Ostatnie 3 dni są bardziej produktywne niż całe 2 tygodnie ferii. :D W końcu się zmobilizowałam i usiadłam do chemii przerabiając przy tym cały dział poświęcony pochodnym węglowodorów (matko, musiałam aż się przespać z estrami, bo mój mózg przestał chyba pracować :D). Z niemieckiego też nareszcie coś ruszyłam, bo pouczyłam się trochę słówek, pogadałam sama do siebie i zaczęłam powtarzać rekcję. Przeczytałam też pierwszy rozdział lektury na polski - brawo ja! :D
W ferworze pakowania na wyjazd zapomniałam zabrać ze sobą aparat, więc musiałam improwizować z moim telefonem - myślę, że wyglądają całkiem nieźle mając na uwadze fakt, że wszystkie zdjęcia prócz ust były robione przy sztucznym świetle, ale ocenę pozostawiam Wam. :) Niestety mam ważenie, że jakość zdjęć po wgraniu się popsuła - czy to wina Bloggera czy jakość jest do niczego? :D
Kilkanaście dni temu w ulubieńcach roku pokazywałam Wam matowe pomadki Golden Rose z serii Velvet Matte. Swoją pierwszą sztukę w kolorze 02 dostałam od Fram w ramach Mikołajek, natomiast numer 12 kupiłam sobie sama jakiś czas temu na Ladymakeup. Jeśli jesteście ciekawi, jak te kolory prezentują się na moich ustach i czy mam jakieś zastrzeżenia co do samych produktów to czytajcie dalej. :)

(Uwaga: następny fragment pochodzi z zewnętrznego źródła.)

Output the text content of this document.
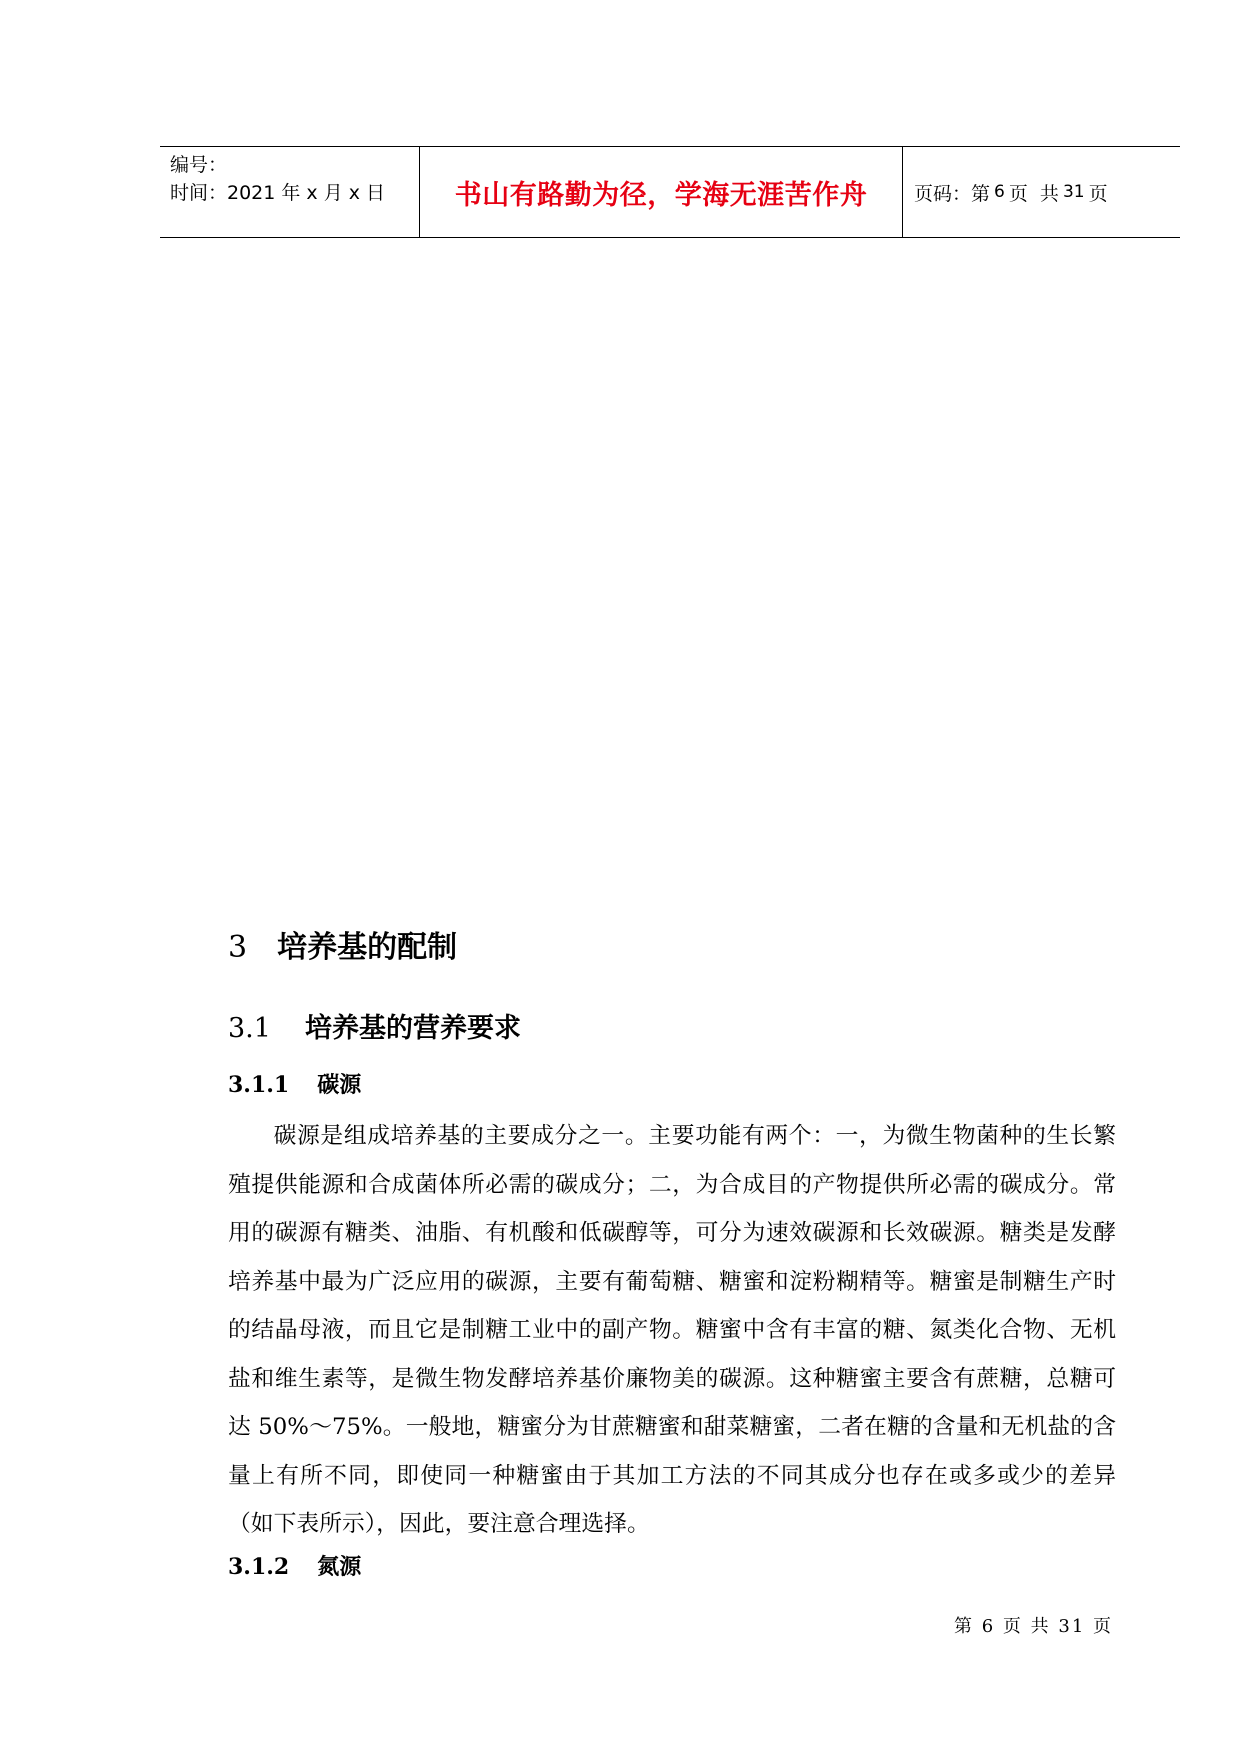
编号：
时间：2021 年 x 月 x 日	书山有路勤为径，学海无涯苦作舟	页码：第 6 页  共 31 页
3 培养基的配制
3.1 培养基的营养要求
3.1.1 碳源

碳源是组成培养基的主要成分之一。主要功能有两个：一，为微生物菌种的生长繁殖提供能源和合成菌体所必需的碳成分；二，为合成目的产物提供所必需的碳成分。常用的碳源有糖类、油脂、有机酸和低碳醇等，可分为速效碳源和长效碳源。糖类是发酵培养基中最为广泛应用的碳源，主要有葡萄糖、糖蜜和淀粉糊精等。糖蜜是制糖生产时的结晶母液，而且它是制糖工业中的副产物。糖蜜中含有丰富的糖、氮类化合物、无机盐和维生素等，是微生物发酵培养基价廉物美的碳源。这种糖蜜主要含有蔗糖，总糖可达 50%～75%。一般地，糖蜜分为甘蔗糖蜜和甜菜糖蜜，二者在糖的含量和无机盐的含量上有所不同，即使同一种糖蜜由于其加工方法的不同其成分也存在或多或少的差异（如下表所示），因此，要注意合理选择。

3.1.2 氮源
第 6 页 共 31 页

Opakowania Velvet Matte są całkiem normalne za wyjątkiem ich naprawdę fajnego sposobu otwierania - skuwki delikatnie zsuwają się do końca i twardo siedzą na swoich miejscach, nie przemieszczając się nawet podczas podróży.
Jak pewnie zauważyłyście na zdjęciach te same produkty mają różne loga, ale wynika to po prostu ze zmiany, jaką przeprowadziła firma Golden Rose. :) Mi zarówno jedno, jak i drugie się podoba.

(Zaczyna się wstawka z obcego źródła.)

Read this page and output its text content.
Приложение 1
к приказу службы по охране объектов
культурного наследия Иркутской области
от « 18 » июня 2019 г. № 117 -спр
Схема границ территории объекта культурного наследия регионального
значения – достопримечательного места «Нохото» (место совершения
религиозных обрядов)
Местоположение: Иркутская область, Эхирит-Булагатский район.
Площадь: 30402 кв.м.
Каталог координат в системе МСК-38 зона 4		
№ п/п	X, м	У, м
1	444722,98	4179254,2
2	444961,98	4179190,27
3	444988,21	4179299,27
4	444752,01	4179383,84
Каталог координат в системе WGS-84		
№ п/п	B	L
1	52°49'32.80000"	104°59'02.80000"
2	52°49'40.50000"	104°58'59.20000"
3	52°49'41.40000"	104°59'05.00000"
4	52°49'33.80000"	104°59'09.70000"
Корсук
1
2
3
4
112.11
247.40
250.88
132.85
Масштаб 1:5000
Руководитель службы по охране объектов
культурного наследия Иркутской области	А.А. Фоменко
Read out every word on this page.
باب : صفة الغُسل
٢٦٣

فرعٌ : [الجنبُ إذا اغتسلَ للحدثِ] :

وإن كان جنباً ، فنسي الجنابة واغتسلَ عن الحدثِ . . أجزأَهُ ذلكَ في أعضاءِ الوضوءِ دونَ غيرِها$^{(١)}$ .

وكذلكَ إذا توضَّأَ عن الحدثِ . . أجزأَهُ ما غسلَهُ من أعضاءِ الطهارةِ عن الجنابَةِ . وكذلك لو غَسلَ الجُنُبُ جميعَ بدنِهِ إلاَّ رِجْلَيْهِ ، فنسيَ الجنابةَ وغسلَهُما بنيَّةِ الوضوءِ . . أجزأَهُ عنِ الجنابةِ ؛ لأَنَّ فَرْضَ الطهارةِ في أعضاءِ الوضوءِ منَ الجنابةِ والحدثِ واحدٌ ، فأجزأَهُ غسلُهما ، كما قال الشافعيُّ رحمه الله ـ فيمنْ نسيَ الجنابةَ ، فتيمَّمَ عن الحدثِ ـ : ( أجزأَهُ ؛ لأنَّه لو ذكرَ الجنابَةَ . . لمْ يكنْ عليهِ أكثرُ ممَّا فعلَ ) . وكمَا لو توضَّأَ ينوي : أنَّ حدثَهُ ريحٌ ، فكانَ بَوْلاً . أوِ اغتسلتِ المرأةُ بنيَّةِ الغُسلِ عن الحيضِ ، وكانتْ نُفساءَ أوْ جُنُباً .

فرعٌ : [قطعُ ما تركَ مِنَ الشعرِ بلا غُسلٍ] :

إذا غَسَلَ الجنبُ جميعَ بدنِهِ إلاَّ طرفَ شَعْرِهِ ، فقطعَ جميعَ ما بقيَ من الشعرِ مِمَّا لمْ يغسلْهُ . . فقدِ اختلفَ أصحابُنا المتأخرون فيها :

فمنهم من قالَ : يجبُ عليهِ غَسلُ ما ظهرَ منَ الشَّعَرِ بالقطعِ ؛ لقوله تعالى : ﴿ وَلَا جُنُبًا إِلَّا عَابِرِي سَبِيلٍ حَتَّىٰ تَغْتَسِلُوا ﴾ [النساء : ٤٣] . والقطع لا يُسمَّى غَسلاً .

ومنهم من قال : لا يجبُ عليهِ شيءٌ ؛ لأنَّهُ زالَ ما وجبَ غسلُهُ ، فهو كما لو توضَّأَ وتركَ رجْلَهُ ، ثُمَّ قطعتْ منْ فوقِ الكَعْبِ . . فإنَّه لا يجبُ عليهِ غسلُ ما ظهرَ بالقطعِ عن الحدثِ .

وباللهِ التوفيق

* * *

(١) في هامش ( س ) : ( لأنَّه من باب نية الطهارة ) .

O zapachu chyba nie warto wspominać, bo nie zwraca na siebie większej uwagi - taki ot, szminkowy, ale nie babciny, mniej nachalny po prostu. Niestety, muszę przyznać z bólem serca, że nie są to najsmaczniejsze pomadki na świecie :D Nie wiem nawet, jak określić ich smak - mocno słodkawy połączony ze smakiem szminki. Niezwykle charakterystyczny i z tym przede wszystkim kojarzą mi się Velvet Matte. :D
Rozpisałam się o smaku, ale to przecież działanie jest najważniejsze! Aplikacja szminki na usta jest niezwykle prosta i bezproblemowa. Sztyft gładko po nich sunie, ale trzeba uważać, aby nie wyjechać poza kontur ust, co przy matowych pomadkach jest bardzo widoczne. Jeśli szybko poprawicie niewielki błąd to nie będzie śladu, ale trzeba to robić bardzo sprawnie, ponieważ pigment łatwo wgryza się w usta i gdy już do tego dojdzie to tylko płyn do demakijażu sobie z tym poradzi. :)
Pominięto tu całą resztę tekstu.